Quand au printemps tous les responsables touristiques se félicitaient d’un étonnant dynamisme de début de saison, les mêmes faisaient davantage grise mine au début de l’été face à une baisse de régime des réservations et des conditions climatiques, géopolitiques et économiques dégradées. Qu’en est-il finalement, alors que la fin de la saison se dessine, même si l’automne reste encore actif ? Alexis Gardy, le patron des 50 Belambra Clubs répartis sur tout le territoire, répond à nos questions.
Le contexte de la saison estivale 2023 est-il favorable pour battre le record de 2022 ?
Les conditions sont différentes de la saison dernière à plusieurs titres. La première tient à l’ouverture totale des frontières. Le monde du tourisme est ouvert à 100 % et nous ne bénéficions plus d’une clientèle relativement captive face à une offre pléthorique au niveau mondial.
Le deuxième élément de contexte est lié à des conditions climatiques assez exceptionnelles avec les quatre saisons réunies sur une courte période à travers la France, de la Toussaint en Bretagne en passant par l’hiver à la montagne et les canicules dans le Sud. Cela a perturbé et réorienté les choix de dernière minute des candidats au départ, voire provoqué des arbitrages de destination en cours même de séjour.

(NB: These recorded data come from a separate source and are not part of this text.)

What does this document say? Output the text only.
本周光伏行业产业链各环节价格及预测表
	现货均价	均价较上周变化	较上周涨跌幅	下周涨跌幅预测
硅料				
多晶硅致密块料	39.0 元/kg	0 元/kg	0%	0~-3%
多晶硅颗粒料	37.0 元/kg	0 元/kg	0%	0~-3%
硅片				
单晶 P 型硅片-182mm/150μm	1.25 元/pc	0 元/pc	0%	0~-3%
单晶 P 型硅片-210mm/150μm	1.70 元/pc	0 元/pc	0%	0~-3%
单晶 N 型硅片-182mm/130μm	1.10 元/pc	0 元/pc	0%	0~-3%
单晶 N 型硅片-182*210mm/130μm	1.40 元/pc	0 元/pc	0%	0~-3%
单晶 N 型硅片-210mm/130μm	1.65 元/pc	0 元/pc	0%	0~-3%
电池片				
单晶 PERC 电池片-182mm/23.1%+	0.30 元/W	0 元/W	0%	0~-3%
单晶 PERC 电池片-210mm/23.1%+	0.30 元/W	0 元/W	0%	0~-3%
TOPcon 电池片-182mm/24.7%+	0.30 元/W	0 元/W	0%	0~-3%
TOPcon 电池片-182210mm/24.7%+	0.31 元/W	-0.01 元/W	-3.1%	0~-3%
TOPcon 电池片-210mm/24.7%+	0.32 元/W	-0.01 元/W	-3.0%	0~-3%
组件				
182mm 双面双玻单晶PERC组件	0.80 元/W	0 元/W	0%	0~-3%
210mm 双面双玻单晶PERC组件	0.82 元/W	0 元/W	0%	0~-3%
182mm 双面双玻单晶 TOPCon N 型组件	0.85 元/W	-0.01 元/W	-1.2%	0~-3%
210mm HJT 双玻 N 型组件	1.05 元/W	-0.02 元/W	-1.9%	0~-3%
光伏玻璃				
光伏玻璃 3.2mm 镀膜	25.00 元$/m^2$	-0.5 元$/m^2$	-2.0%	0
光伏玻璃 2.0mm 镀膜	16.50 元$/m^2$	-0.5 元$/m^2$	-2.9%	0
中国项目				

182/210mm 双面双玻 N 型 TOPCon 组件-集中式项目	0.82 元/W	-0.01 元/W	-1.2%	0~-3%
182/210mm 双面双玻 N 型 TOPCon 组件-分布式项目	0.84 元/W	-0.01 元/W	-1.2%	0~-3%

Le troisième effet tient à une inflation qui s’est invitée de manière permanente tout l’été autour de la table. Elle ne bouleverse pas radicalement la volonté de départ, mais elle génère des changements de comportements qui se traduisent par des durées de vacances réduites, des dépenses locales très réduites et la recherche des formules les meilleures marchées.
Quelles en ont été les conséquences sur votre propre activité ?
La première conséquence, positive en ce qui nous concerne, c’est la validation d’une offre club qui comprend un maximum de prestations incluses dans le prix de base : hébergement, restauration, activités récréatives et sportives. C’est une arme redoutable anti-inflation dont nous avons bénéficié indéniablement. La volonté de contrôler son budget vacances dans un contexte difficile a trouvé sa réponse.
Cela conforte-t-il vos tests d’offre « all inclusive » menés cet hiver ?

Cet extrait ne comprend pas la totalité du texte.